Ha sido ponente el Excmo. Sr. D. Francisco Marín Castán.

Antecedentes

PRIMERO.-El 27 de septiembre de 2016 se presentó demanda interpuesta por D. Carlos Manuel contra Banco Mare Nostrum S.A. 'en tanto continuadora de la antigua Caja de Ahorros de Murcia S.A. (CAJA MURCIA)' solicitando se dictara sentencia con los siguientes pronunciamientos:

'1.- Declare que el actor es beneficiario de la garantía de devolución de cantidades anticipadas por compradores de viviendas en la promoción 'PALATINUM', asumida por el demandado mediante el otorgamiento de línea de avales, o, subsidiariamente, declare que el demandado es responsable de la devolución de cantidades anticipadas por compradores de viviendas en la citada promoción por haber abierto una cuenta especial para la misma sin exigir las garantías pertinentes como le mandaba hacer el apartado segundo del artículo 1 de la Ley 57/68, de 27 de Julio; y, en consecuencia, condene al demandado a pagar a Carlos Manuel la cantidad de 90.380,00 € ,más los intereses al tipo legal calculados desde día del pago de dicha cantidad a la promotora, 25 de Septiembre de 2006.

'2.- Condene al demandado al pago de las costas, incluso en el supuesto de que no se oponga a la demanda'.

SEGUNDO.-Repartida la demanda al Juzgado de Primera Instancia n.º 50 de Madrid, dando lugar a las actuaciones n.º 959/2016 de juicio ordinario, y emplazada la entidad demandada, esta compareció y se opuso a la demanda solicitando su desestimación con imposición de costas al demandante.

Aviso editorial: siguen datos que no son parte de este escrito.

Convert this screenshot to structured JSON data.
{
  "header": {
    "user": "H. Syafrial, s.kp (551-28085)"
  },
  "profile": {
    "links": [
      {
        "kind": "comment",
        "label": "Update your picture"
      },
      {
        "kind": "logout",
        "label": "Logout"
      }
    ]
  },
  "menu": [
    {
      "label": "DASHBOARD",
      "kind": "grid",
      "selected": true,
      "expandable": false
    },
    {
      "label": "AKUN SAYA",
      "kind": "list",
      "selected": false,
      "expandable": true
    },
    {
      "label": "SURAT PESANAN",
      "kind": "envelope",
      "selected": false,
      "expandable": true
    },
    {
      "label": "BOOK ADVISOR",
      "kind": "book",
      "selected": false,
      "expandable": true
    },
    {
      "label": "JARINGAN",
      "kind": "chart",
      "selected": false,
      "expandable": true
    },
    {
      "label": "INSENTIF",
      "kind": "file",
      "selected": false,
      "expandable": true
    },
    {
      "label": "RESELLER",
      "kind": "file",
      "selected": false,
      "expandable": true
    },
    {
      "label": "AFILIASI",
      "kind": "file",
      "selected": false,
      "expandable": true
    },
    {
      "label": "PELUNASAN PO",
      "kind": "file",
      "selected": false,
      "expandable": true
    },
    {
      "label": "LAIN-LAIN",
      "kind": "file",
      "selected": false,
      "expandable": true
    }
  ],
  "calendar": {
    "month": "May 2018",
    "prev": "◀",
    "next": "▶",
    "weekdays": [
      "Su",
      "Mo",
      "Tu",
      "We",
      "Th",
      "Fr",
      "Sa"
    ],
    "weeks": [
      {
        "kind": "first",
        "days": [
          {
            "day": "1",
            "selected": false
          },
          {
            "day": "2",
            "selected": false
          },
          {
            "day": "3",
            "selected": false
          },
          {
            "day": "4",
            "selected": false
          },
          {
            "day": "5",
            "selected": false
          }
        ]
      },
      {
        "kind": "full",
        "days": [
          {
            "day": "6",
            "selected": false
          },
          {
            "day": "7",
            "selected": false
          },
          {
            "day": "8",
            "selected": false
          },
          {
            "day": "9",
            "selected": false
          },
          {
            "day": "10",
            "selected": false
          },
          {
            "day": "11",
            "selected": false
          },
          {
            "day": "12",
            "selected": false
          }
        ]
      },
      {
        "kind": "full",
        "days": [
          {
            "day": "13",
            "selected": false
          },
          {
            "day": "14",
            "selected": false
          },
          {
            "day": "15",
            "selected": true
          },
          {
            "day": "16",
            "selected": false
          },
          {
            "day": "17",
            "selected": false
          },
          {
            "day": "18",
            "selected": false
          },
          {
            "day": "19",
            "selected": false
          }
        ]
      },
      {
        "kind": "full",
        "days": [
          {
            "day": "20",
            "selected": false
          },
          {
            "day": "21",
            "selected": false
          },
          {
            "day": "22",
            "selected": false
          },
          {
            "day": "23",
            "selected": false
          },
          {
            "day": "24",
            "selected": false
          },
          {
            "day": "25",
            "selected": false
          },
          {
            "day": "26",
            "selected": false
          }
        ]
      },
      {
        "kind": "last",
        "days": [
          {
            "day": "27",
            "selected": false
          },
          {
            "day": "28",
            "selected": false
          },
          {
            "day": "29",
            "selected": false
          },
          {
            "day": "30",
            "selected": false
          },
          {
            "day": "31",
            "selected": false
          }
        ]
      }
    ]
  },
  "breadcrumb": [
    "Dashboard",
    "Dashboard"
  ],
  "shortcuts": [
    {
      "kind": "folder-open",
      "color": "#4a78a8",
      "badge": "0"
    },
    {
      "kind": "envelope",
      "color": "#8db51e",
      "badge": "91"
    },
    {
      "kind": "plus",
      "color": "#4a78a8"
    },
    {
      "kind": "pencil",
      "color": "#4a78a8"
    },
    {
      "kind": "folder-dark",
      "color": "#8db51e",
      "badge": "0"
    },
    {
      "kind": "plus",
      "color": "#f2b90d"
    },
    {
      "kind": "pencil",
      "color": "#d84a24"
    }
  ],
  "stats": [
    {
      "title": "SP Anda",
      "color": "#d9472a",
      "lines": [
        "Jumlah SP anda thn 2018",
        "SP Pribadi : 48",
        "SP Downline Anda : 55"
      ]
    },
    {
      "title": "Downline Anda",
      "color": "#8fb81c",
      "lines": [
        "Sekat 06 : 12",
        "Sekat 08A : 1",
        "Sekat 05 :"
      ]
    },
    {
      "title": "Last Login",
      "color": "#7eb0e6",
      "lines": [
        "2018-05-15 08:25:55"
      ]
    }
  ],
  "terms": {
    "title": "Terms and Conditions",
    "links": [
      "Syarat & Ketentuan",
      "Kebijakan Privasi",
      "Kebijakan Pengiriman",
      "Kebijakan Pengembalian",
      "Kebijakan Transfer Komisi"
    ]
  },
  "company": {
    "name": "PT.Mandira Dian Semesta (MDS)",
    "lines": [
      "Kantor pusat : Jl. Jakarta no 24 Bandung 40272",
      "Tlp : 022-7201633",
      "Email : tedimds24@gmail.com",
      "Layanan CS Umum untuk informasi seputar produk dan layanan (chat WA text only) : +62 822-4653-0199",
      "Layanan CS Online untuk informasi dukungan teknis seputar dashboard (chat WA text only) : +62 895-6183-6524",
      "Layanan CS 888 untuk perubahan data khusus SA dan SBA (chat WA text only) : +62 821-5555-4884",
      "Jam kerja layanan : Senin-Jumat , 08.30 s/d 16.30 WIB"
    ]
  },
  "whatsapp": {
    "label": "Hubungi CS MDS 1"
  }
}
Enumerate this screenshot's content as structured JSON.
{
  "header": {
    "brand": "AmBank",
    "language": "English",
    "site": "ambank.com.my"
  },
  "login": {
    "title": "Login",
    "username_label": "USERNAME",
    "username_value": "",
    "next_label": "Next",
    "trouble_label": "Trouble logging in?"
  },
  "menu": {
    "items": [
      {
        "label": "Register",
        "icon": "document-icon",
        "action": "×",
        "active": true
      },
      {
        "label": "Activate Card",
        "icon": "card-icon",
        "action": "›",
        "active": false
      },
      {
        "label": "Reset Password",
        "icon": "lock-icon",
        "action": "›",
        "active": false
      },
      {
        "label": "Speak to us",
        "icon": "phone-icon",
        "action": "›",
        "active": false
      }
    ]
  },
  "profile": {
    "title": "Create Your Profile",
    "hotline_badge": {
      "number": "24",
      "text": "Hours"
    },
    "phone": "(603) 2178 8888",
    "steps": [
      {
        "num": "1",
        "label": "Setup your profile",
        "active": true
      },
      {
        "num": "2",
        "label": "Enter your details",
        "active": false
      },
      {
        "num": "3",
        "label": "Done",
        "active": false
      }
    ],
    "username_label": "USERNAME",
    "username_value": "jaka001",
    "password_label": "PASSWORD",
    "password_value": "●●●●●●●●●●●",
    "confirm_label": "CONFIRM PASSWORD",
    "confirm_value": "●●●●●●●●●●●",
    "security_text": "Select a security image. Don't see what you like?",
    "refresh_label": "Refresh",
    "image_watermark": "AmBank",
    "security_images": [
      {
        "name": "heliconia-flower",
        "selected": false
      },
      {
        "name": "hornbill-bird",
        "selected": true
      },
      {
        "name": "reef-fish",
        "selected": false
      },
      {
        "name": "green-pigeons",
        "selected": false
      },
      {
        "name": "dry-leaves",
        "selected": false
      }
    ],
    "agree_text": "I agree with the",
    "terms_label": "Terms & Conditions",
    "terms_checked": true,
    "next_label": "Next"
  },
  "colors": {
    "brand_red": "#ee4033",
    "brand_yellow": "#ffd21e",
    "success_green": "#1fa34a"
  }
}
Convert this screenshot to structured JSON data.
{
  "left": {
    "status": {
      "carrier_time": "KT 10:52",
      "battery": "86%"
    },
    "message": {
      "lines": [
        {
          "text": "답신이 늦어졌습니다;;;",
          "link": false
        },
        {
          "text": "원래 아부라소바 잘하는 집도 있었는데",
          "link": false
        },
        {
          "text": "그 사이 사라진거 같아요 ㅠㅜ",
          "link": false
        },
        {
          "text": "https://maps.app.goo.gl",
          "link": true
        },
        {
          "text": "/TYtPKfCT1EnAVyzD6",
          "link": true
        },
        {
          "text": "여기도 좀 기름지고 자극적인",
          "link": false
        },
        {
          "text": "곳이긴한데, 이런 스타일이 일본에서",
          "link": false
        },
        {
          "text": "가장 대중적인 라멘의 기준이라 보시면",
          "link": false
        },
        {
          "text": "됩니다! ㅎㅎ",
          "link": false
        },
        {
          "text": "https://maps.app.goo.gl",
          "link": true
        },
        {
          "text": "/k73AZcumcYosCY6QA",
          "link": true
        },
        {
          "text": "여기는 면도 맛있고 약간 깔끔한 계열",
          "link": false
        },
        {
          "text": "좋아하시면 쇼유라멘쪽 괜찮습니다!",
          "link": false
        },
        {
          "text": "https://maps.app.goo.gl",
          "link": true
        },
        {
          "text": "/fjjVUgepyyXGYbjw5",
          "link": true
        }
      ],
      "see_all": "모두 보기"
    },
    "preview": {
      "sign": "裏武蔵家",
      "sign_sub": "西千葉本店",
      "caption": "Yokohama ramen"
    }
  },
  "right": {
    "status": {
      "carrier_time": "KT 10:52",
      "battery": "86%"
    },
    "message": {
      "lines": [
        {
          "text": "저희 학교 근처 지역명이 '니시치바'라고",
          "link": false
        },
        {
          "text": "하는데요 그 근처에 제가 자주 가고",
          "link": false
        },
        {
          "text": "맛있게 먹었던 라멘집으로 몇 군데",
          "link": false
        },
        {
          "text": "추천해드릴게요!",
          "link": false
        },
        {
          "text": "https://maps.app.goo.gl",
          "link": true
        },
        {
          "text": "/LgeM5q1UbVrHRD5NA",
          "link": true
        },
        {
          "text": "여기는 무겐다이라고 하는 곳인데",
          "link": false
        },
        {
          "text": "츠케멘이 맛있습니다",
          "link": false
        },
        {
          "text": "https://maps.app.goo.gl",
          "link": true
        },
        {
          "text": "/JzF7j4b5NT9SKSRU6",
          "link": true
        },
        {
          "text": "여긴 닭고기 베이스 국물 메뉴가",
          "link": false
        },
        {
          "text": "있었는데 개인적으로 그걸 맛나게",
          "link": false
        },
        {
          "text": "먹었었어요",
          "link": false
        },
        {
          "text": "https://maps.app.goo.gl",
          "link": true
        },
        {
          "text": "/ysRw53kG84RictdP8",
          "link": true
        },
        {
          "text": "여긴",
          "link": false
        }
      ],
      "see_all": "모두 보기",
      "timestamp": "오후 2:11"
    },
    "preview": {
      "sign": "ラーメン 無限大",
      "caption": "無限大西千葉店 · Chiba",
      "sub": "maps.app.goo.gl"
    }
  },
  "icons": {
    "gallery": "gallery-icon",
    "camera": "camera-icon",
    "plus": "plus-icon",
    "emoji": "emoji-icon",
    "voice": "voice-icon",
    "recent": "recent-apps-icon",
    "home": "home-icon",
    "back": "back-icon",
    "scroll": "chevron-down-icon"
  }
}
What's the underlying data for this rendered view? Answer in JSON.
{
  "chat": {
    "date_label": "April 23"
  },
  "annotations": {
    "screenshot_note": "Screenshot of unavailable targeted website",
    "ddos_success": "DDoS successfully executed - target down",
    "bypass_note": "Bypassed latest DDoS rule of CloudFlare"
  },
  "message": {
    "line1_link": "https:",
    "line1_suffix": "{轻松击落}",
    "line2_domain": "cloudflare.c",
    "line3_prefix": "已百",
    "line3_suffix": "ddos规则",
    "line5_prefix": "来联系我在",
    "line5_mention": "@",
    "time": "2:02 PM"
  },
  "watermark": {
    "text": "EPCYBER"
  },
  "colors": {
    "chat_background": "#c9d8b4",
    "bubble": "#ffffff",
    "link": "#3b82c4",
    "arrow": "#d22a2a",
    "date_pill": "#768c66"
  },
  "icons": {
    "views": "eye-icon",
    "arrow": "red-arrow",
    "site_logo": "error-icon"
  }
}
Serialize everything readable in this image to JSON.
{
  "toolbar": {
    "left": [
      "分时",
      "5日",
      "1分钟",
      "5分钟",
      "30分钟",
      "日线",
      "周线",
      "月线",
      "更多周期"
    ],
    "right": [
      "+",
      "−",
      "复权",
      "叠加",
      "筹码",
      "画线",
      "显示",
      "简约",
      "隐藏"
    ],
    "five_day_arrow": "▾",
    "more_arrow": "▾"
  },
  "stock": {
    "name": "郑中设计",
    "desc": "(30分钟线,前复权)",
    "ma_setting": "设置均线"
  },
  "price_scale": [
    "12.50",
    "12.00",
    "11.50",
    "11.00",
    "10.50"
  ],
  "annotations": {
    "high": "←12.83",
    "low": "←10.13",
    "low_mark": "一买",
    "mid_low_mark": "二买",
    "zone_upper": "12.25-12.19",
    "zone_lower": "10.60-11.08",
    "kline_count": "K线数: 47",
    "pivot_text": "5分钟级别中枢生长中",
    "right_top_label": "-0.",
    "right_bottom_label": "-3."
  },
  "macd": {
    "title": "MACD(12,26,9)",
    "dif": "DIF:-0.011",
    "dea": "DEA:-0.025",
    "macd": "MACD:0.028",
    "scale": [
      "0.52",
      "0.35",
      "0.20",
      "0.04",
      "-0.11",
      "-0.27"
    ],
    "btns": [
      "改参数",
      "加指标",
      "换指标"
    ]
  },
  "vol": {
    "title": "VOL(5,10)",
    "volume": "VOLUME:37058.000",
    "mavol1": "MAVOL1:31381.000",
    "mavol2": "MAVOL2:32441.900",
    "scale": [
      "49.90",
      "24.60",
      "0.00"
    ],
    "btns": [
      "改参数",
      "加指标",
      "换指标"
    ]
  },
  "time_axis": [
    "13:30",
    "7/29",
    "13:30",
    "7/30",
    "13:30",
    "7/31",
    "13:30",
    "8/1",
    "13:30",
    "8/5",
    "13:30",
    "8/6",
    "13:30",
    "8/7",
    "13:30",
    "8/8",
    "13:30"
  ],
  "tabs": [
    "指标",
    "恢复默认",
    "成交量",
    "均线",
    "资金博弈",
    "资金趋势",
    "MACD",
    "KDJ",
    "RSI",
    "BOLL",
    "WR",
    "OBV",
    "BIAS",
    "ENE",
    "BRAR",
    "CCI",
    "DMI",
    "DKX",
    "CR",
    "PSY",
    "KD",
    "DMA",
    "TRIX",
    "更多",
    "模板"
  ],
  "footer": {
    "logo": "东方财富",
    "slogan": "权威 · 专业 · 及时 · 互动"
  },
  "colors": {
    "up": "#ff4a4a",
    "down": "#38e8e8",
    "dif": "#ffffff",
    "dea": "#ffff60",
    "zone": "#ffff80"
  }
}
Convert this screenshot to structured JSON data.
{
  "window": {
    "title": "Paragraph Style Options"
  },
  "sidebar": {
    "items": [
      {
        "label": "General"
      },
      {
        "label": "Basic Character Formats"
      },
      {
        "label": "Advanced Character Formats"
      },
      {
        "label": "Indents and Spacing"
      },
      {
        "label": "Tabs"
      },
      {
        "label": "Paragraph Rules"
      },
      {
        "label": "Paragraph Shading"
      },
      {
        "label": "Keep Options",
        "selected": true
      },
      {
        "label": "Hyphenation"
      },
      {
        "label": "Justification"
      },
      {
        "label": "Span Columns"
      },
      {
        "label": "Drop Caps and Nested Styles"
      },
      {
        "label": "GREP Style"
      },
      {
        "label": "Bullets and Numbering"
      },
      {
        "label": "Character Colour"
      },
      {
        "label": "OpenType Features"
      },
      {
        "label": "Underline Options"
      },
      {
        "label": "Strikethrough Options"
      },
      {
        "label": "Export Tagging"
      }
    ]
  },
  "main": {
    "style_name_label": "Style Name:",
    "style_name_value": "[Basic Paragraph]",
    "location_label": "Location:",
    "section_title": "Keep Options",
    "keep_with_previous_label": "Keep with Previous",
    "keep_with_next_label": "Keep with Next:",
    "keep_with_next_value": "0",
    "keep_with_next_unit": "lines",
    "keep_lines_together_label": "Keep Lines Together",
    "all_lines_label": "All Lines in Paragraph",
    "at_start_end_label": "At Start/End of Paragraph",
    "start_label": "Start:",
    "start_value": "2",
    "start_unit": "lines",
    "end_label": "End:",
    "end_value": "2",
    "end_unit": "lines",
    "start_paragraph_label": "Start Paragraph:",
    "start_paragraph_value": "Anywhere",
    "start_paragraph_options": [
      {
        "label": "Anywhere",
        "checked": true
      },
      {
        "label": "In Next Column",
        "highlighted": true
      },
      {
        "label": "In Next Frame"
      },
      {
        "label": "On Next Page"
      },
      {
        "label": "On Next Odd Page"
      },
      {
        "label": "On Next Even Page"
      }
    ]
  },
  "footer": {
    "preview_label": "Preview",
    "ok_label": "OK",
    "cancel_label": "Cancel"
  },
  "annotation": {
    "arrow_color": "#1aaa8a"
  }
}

TERCERO.-Recibido el pleito a prueba y seguido por sus trámites, la magistrada-juez en sustitución del mencionado juzgado dictó sentencia el 13 de abril de 2018 con el siguiente fallo:

'Que estimando la demanda interpuesta por el procurador de los tribunales Don Juan Carlos Estévez Fernández-Novoa, en nombre y representación de DON Carlos Manuel, contra BANCO MARE NOSTRUM, SA, representada por el procurador Don José Cecilio Castilla González, DEBO DECLARAR Y DECLARO que el actor es beneficiario de la garantía de devolución de cantidades anticipadas por compradores de viviendas en la promoción 'PALATIUM' asumida por el banco demandado mediante el otorgamiento de línea de avales, condenando a la entidad demandada a reintegrar al actor la suma de NOVENTA MIL TRESCIENTOS OCHENTA EUROS (90.380,00) más los intereses legales desde la fecha de entrega 25 de septiembre de 2006, con expresa condena en costas a la demandada'.

CUARTO.-Interpuesto por la demandada (ya como Bankia S.A.) contra dicha sentencia recurso de apelación, al que se opuso la parte demandante y que se tramitó con el n.º 570/2018 de la sección 13.ª de la Audiencia Provincial de Madrid, esta dictó sentencia el 1 de marzo de 2019 desestimando el recurso, confirmando la sentencia apelada e imponiendo las costas a la parte apelante.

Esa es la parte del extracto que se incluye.